Title needs some work. I would suggest:
TIL about Benfords law: In many real life data-sets the leading number is ‘1’ 30% of the time.
Also you could’ve included the wiki link in the post, so people could read up on what you just wrote:
but… why?
This is used to catch tax fraud. People who forge reciepts tend to use random numbers, so they stand out as outliers, and they get caught that way.
This is a bit weird. I was just listening to Infinity 2 today (great book. Totally recommend), and there’s a section where the characters use Benford’s Law to prove reality. I then had to look it up myself.
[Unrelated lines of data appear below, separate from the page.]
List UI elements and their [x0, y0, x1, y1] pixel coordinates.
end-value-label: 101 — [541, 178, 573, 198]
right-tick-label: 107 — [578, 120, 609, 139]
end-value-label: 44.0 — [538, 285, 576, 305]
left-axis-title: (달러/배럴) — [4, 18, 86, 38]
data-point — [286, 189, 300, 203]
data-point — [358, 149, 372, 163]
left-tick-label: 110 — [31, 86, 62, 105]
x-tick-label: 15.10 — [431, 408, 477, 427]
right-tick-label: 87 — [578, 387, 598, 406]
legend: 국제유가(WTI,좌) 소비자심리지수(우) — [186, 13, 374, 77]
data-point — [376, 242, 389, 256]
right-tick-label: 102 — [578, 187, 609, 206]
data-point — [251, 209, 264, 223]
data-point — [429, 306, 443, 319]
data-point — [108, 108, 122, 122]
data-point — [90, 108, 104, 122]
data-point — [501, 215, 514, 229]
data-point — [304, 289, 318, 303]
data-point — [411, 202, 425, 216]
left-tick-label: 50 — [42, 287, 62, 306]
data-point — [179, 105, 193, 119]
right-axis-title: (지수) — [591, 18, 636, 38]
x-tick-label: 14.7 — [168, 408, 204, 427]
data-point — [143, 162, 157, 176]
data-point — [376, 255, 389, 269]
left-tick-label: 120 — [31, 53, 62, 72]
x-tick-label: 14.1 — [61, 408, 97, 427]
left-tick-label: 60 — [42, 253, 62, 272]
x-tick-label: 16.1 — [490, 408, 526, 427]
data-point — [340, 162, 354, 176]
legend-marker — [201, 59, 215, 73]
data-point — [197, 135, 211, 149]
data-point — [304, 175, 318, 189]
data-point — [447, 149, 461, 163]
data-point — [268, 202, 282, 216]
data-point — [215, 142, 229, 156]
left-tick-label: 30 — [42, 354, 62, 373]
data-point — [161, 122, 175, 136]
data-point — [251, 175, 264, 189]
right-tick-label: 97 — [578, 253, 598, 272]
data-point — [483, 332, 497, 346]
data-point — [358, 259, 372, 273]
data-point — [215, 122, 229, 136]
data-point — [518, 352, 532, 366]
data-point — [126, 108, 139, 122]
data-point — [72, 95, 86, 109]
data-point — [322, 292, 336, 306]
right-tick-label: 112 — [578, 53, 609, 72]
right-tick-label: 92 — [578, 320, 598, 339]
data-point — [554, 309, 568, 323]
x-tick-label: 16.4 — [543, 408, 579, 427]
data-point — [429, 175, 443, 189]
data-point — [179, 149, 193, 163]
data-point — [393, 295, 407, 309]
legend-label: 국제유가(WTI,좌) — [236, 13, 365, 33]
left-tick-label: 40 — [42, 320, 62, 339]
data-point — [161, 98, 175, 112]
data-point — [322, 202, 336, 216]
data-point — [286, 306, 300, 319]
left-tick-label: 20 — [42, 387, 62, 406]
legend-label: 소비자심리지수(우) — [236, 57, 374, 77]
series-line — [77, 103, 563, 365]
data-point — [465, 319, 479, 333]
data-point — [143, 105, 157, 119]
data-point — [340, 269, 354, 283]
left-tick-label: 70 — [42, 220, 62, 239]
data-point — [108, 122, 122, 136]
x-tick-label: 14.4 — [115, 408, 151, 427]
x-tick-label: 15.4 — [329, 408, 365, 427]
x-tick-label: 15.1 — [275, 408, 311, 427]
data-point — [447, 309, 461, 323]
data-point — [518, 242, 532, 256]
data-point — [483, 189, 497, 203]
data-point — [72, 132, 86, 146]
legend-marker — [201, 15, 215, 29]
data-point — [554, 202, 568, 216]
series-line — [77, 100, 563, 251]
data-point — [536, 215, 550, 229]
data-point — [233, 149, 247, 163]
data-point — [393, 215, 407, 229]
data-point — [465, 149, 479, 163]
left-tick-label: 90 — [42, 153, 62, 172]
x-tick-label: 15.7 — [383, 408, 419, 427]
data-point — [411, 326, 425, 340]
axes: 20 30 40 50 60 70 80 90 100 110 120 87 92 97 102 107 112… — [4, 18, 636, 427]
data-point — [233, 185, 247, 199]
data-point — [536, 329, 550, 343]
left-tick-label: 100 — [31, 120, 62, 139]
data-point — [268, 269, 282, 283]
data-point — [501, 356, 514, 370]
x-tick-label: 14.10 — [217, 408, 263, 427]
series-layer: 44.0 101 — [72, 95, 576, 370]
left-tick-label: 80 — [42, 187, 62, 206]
Just a super weird coincidence…unless Lemmy is listening to me…
Digits, not numbers.
What the heck is real life number
An actual measured data point, as opposed to a randomly generated number. Also this principle applies specifically to the first digit. Overall the title is a complete mess.
Basically, when you gather a bunch of data points about real world quantitative phenomena (e.g. town population, lake surface area, etc), you find this distribution curve of leading digits where 1 is something like 30% most frequent, gradually decreasing down to 9 being least frequent.
This is called Benford’s Law, it’s basically an emergent property about how orders of magnitude work. It’s useful because you can use it to detect fake data, since if your data faker doesn’t know about it they’ll generate fake data that looks random but doesn’t follow this distribution.